Но что такое литература сегодня, когда мы переходим к новому технологическому и общественному укладу и новой, общечеловеческой морали, стирающей не только границы  национальных культур, но и сами национальные культуры? Технологическое развитие идёт с такой скоростью, что невозможно успеть не то что бы глубоко, с нравственных позиции, осмыслить перемены – просто понять, что происходит с нами и вокруг нас. Кроме (а зачастую и вместо) литературы как стремительно устаревающей формы трансляции духовного опыта, бурно развиваются, активно толкуют и комментируют нашу жизнь политика, социология, культурология, психология и целый букет иных наук – они раскрывают смысл и закономерности событий, причины и следствия конфликтов, активно исследуют пути к счастью и процветанию человечества. И, кстати, человеку опять обещают бессмертие!

Само искусство рассказывания историй уже давно вытеснено искусством их экранизации. Но ведь и кино для нового поколения (от тридцати пяти и моложе) сегодня отошло на второй-третий план и активно заменяется искусством виртуального разыгрывания полюбившихся или новых, реальных, а много чаще – фантастических сюжетов (это я о компьютерных играх). В виртуальности каждый может стать не просто читателем или зрителем, а практически участником событий. Компьютерные игры дают возможность находиться и действовать внутри реальности сюжета… А ведь это гораздо круче¸ интереснее и, видимо, полезнее – своеобразные тренажеры для выработки навыков жизни и профессии. И вот уже книги переезжают из квартир в библиотеки, а чаще – прямо на мусорки, огромные библиотечные залы погружаются в безлюдную тишину или заполняются пёстрым шумом шоу, квестов, концертов и даже модных показов…

Время ли рассуждать о продолжении литературных традиций и пользе чтения? Может быть, мы просто испытываем историческую ностальгию по благословеннным временам, когда литература почиталась высшим откровением, а понятия авторства не было вообще, ибо всё авторство безраздельно принадлежало Богу? Или тоскуем по золотому веку, в котором литература стала пророчицей и властительницей дум, составила славу национальной культуры и вошла в сокровищницу культуры мировой? Возможно, мы уже соскучились по тем недавним ещё советским десятилетиям, когда литература воспринималась как часть внутригосударственной политики и писатели были мобилизованы и подчинены общегосударственным задачам развития личности и общества – ну и, практически как государственные служащие, получали различные преференции?
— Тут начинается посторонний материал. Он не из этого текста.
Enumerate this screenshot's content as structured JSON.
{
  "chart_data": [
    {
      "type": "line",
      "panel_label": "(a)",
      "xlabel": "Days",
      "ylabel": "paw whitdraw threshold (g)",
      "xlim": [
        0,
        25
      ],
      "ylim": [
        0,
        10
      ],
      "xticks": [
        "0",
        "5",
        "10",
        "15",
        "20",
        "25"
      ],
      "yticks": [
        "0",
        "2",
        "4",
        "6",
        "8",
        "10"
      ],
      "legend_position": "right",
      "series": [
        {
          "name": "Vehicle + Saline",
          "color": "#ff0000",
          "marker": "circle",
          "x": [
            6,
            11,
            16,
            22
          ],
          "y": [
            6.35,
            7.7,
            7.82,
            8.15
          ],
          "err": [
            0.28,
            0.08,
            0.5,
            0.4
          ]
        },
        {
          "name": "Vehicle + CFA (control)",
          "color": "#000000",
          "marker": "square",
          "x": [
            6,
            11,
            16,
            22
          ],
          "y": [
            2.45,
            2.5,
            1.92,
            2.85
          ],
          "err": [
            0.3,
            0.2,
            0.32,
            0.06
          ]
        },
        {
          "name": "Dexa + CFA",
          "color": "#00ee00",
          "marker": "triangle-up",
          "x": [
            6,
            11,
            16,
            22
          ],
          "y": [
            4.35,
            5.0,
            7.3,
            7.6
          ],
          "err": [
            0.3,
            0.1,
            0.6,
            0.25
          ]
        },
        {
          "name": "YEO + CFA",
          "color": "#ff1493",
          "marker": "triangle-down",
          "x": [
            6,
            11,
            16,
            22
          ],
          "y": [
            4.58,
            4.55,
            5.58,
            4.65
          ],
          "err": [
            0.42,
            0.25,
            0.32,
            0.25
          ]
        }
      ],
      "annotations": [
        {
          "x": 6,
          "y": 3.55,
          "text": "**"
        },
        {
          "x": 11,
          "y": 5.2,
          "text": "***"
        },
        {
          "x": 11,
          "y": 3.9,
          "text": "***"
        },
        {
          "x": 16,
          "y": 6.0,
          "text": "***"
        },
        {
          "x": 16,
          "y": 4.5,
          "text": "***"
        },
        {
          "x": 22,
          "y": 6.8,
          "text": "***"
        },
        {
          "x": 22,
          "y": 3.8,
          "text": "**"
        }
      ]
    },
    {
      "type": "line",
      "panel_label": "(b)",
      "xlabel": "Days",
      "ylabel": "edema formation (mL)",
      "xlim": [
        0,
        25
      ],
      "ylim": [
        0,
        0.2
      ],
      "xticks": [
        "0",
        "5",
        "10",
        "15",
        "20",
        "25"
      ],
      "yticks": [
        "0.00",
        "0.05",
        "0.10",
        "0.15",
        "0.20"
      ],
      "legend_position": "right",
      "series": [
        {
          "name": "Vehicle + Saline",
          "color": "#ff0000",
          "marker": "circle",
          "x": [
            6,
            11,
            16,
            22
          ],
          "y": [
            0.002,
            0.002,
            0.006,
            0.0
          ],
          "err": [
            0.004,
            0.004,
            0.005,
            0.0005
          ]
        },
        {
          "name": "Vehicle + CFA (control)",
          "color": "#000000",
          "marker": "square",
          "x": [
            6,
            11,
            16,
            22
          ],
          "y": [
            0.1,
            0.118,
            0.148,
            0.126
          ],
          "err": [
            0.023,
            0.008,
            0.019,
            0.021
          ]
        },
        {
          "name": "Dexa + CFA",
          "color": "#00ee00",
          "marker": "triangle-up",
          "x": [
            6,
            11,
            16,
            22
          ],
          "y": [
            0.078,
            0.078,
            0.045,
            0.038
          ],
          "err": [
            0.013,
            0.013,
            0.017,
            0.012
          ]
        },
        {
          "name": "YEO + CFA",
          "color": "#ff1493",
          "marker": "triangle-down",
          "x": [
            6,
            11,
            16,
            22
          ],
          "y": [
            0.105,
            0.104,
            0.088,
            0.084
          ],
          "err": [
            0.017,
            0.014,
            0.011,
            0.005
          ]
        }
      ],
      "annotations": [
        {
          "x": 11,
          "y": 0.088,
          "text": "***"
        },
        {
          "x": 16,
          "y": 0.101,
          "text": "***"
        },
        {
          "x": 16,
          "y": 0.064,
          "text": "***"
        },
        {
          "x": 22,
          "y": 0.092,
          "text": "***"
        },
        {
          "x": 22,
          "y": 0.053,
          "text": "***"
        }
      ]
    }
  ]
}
Но подобная ностальгия никому чести не делает – скорее, она беспощадно выдаёт бессилие перед настоящим и будущим. И аргументы за или против литературы и её традиций надо рассматривать в широком культурологическом контексте: может быть, действительно, стоит пересмотреть роль и задачи художественной литературы в обществе, радикально модернизировать традиционные установки и вписаться в новую реальность уже на новых нравственных и культурных основаниях?

Вопрос провокационный. Но мыслящему человеку уже невозможно ни бесконечно ссылаться на незыблемость традиции, ни слепо следовать моде, задаваемой новаторами. Сегодня как никогда – каждому важно понимать, что стоит за духовной модернизацией, в какую сторону направлен этот процесс и к чему он в конечном итоге может привести. А главное – есть ли что реально ему противопоставить, кроме ностальгии? Что на что (и главное – зачем) меняется в этом стремительном мире? Насколько радикальны перемены и что за ними просматривается?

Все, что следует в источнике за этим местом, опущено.